NEW YORK — Anthony Rizzo continues to show why, once the Yankees failed in their attempt at trading for Oakland’s Matt Olson, he was their top choice on the free-agent market to fill their needs at first base.
Riding the first three-homer game of Rizzo’s career, the Yankees beat the Orioles, 12-8, Tuesday night at the Stadium.
The lefty-swinging Rizzo, who leads the majors in homers with eight, hit a three-run homer in the third inning, a two-run shot in the fifth inning and a solo blast in the eighth, which came after a solo blast by Aaron Judge, pushing the Yankees’ lead to 12-8.
The Yankees (11-6), winners of four straight, also got a solo homer by Joey Gallo and saw Luis Severino take a no-hitter into the sixth inning. They’ve won six of their last seven after dropping a weekend series in Baltimore April 15-17.
The Yankees totaled 13 hits, getting the three from Rizzo, as well as two apiece from DJ LeMahieu, Judge and Giancarlo Stanton. Gleyber Torres’ added a bases-clearing triple in a four-run seventh that turned a 6-4 lead into a 10-4 advantage.
The Orioles (6-11) managed seven hits, one of them a three-run shot by Austin Hays off Jonathan Loaisiga, who replaced an ineffective Lucas Luetge in a four-run eighth that made it 10-8.
Rizzo cracked a three-run shot in the third off Jordan Lyles for a 3-0 lead and, after Gallo made it 4-0 in the fourth, the first baseman hit a two-run blast in the fifth, also against Lyles, to make it 6-0.
Severino (2-0), who came in with a 2.08 ERA, was brilliant over five innings, a two-out walk to Hays in the fifth inning the only blemish on his scorecard to that point.
But Jorge Mateo, a former Yankee, singled with one out in the sixth and, after Cedric Mullins walked, Anthony Santander poked a first-pitch changeup just over the wall in left to make it 6-3. Severino retired two straight and came back out for the seventh but was replaced by Clay Holmes after a leadoff double by Rougned Odor, a Yankee last season. Holmes allowed the inherited runner to score – which made it 6-4 – closing the book on Severino, who pitched far better than his final line. Severino allowed four runs, three hits and two walks over six innings-plus in which he struck out five.

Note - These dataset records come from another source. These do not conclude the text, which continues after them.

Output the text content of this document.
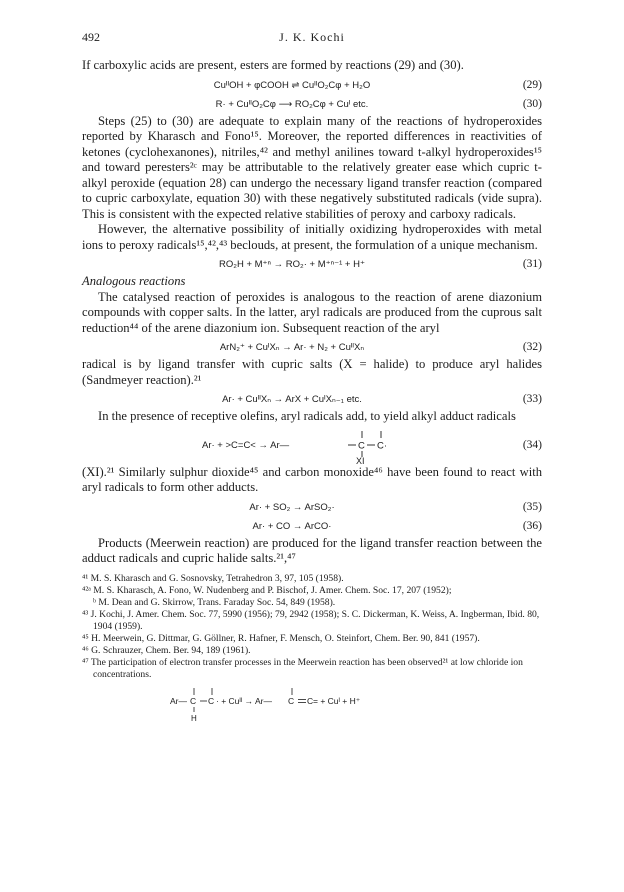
492	J. K. Kochi

If carboxylic acids are present, esters are formed by reactions (29) and (30).

CuᴵᴵOH + φCOOH ⇌ CuᴵᴵO₂Cφ + H₂O	(29)
R· + CuᴵᴵO₂Cφ ⟶ RO₂Cφ + Cuᴵ etc.	(30)

Steps (25) to (30) are adequate to explain many of the reactions of hydroperoxides reported by Kharasch and Fono¹⁵. Moreover, the reported differences in reactivities of ketones (cyclohexanones), nitriles,⁴² and methyl anilines toward t-alkyl hydroperoxides¹⁵ and toward peresters²ᶜ may be attributable to the relatively greater ease which cupric t-alkyl peroxide (equation 28) can undergo the necessary ligand transfer reaction (compared to cupric carboxylate, equation 30) with these negatively substituted radicals (vide supra). This is consistent with the expected relative stabilities of peroxy and carboxy radicals.

However, the alternative possibility of initially oxidizing hydroperoxides with metal ions to peroxy radicals¹⁵,⁴²,⁴³ beclouds, at present, the formulation of a unique mechanism.

RO₂H + M⁺ⁿ → RO₂· + M⁺ⁿ⁻¹ + H⁺	(31)

Analogous reactions

The catalysed reaction of peroxides is analogous to the reaction of arene diazonium compounds with copper salts. In the latter, aryl radicals are produced from the cuprous salt reduction⁴⁴ of the arene diazonium ion. Subsequent reaction of the aryl

ArN₂⁺ + CuᴵXₙ → Ar· + N₂ + CuᴵᴵXₙ	(32)

radical is by ligand transfer with cupric salts (X = halide) to produce aryl halides (Sandmeyer reaction).²¹

Ar· + CuᴵᴵXₙ → ArX + CuᴵXₙ₋₁ etc.	(33)

In the presence of receptive olefins, aryl radicals add, to yield alkyl adduct radicals

Ar· + >C=C< → Ar—	C C·
XI
(34)

(XI).²¹ Similarly sulphur dioxide⁴⁵ and carbon monoxide⁴⁶ have been found to react with aryl radicals to form other adducts.

Ar· + SO₂ → ArSO₂·	(35)
Ar· + CO → ArCO·	(36)

Products (Meerwein reaction) are produced for the ligand transfer reaction between the adduct radicals and cupric halide salts.²¹,⁴⁷

⁴¹ M. S. Kharasch and G. Sosnovsky, Tetrahedron 3, 97, 105 (1958).
⁴²ᵃ M. S. Kharasch, A. Fono, W. Nudenberg and P. Bischof, J. Amer. Chem. Soc. 17, 207 (1952);
ᵇ M. Dean and G. Skirrow, Trans. Faraday Soc. 54, 849 (1958).
⁴³ J. Kochi, J. Amer. Chem. Soc. 77, 5990 (1956); 79, 2942 (1958); S. C. Dickerman, K. Weiss, A. Ingberman, Ibid. 80, 1904 (1959).
⁴⁵ H. Meerwein, G. Dittmar, G. Göllner, R. Hafner, F. Mensch, O. Steinfort, Chem. Ber. 90, 841 (1957).
⁴⁶ G. Schrauzer, Chem. Ber. 94, 189 (1961).
⁴⁷ The participation of electron transfer processes in the Meerwein reaction has been observed²¹ at low chloride ion concentrations.
Ar— C
H
C · + Cuᴵᴵ → Ar— C C = + Cuᴵ + H⁺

The Yankees added on in the bottom half with Stanton delivering an RBI single and Torres lining a bases-loaded triple into the gap in left-center to make it 10-4.
Before the game, manager Aaron Boone bristled a bit at the suggestion his team hasn’t beaten up on the Orioles the last year-plus the way they should have.

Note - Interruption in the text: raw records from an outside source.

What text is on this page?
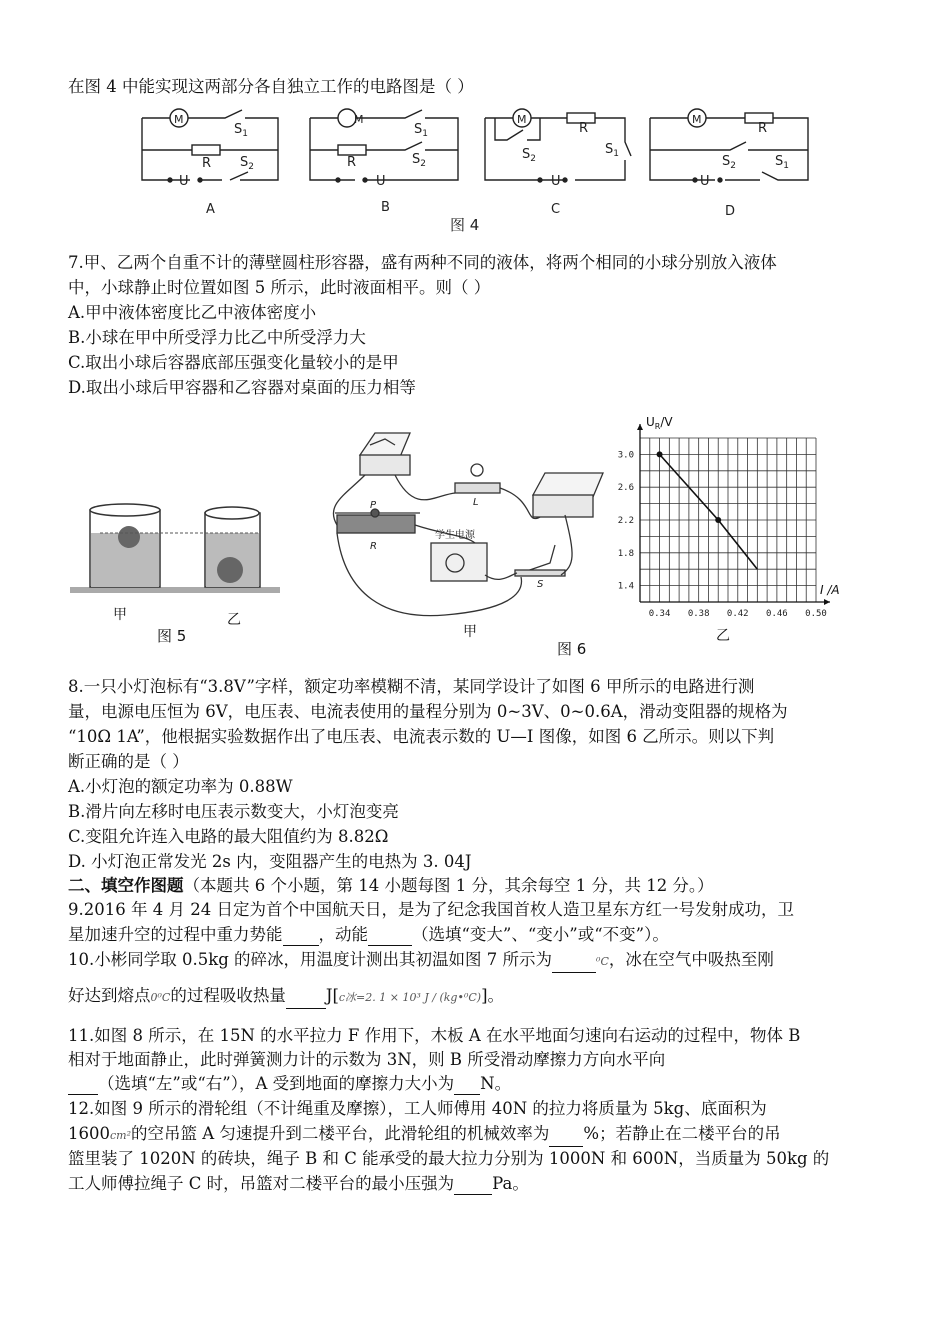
在图 4 中能实现这两部分各自独立工作的电路图是（ ）
M	M	M	M
$S_1$
R $S_2$
U
A
$S_1$
R	$S_2$
U
B
R
$S_2$
$S_1$
U
C
R
$S_2$	$S_1$
U
D
图 4
7.甲、乙两个自重不计的薄壁圆柱形容器，盛有两种不同的液体，将两个相同的小球分别放入液体
中，小球静止时位置如图 5 所示，此时液面相平。则（ ）
A.甲中液体密度比乙中液体密度小
B.小球在甲中所受浮力比乙中所受浮力大
C.取出小球后容器底部压强变化量较小的是甲
D.取出小球后甲容器和乙容器对桌面的压力相等
甲	乙
图 5
P
R
L
S
学生电源
甲
图 6
3.0
2.6
2.2
1.8
1.4
0.34 0.38 0.42 0.46 0.50
$U_R/V$
I /A
乙
8.一只小灯泡标有“3.8V”字样，额定功率模糊不清，某同学设计了如图 6 甲所示的电路进行测
量，电源电压恒为 6V，电压表、电流表使用的量程分别为 0~3V、0~0.6A，滑动变阻器的规格为
“10Ω 1A”，他根据实验数据作出了电压表、电流表示数的 U—I 图像，如图 6 乙所示。则以下判
断正确的是（ ）
A.小灯泡的额定功率为 0.88W
B.滑片向左移时电压表示数变大，小灯泡变亮
C.变阻允许连入电路的最大阻值约为 8.82Ω
D. 小灯泡正常发光 2s 内，变阻器产生的电热为 3. 04J
二、填空作图题（本题共 6 个小题，第 14 小题每图 1 分，其余每空 1 分，共 12 分。）
9.2016 年 4 月 24 日定为首个中国航天日，是为了纪念我国首枚人造卫星东方红一号发射成功，卫
星加速升空的过程中重力势能 ，动能	（选填“变大”、“变小”或“不变”）。
10.小彬同学取 0.5kg 的碎冰，用温度计测出其初温如图 7 所示为	⁰C，冰在空气中吸热至刚
好达到熔点0⁰C的过程吸收热量 J[c冰=2. 1 × 10³ J / (kg•⁰C)]。
11.如图 8 所示，在 15N 的水平拉力 F 作用下，木板 A 在水平地面匀速向右运动的过程中，物体 B
相对于地面静止，此时弹簧测力计的示数为 3N，则 B 所受滑动摩擦力方向水平向
（选填“左”或“右”），A 受到地面的摩擦力大小为 N。
12.如图 9 所示的滑轮组（不计绳重及摩擦），工人师傅用 40N 的拉力将质量为 5kg、底面积为
1600cm²的空吊篮 A 匀速提升到二楼平台，此滑轮组的机械效率为 %；若静止在二楼平台的吊
篮里装了 1020N 的砖块，绳子 B 和 C 能承受的最大拉力分别为 1000N 和 600N，当质量为 50kg 的
工人师傅拉绳子 C 时，吊篮对二楼平台的最小压强为 Pa。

“The amount of declarative statements that happen early in the season never ceases to amaze me,” Boone said.
But the Orioles were a significant pain to the Yankees last season, going 8-11 vs. them in what was a 52-110 regular season. Three of those victories over the Yankees came in September when they lost a tiebreaker to the Red Sox to host the AL wild-card. The AL East champion Rays, by comparison, went 18-1 vs. Baltimore in 2021.
Couple that with the Yankees dropping two of three in Baltimore less than two weeks ago, a familiar, and not especially welcome, narrative regarding the 2022 Yankees started to develop.
“You want to win the American League East? You’ve got to be a beast for 162 games,” Boone said before Tuesday’s game. “Every day, if last year taught us anything, it’s that if we don’t play our best, I don’t care who we’re playing, it’s going to be hard for us to win. We feel when we are at our best, we can beat anyone. These are important inter division games. The Orioles are playing well…they got the best of us in Baltimore last week, hopefully we can return the favor.”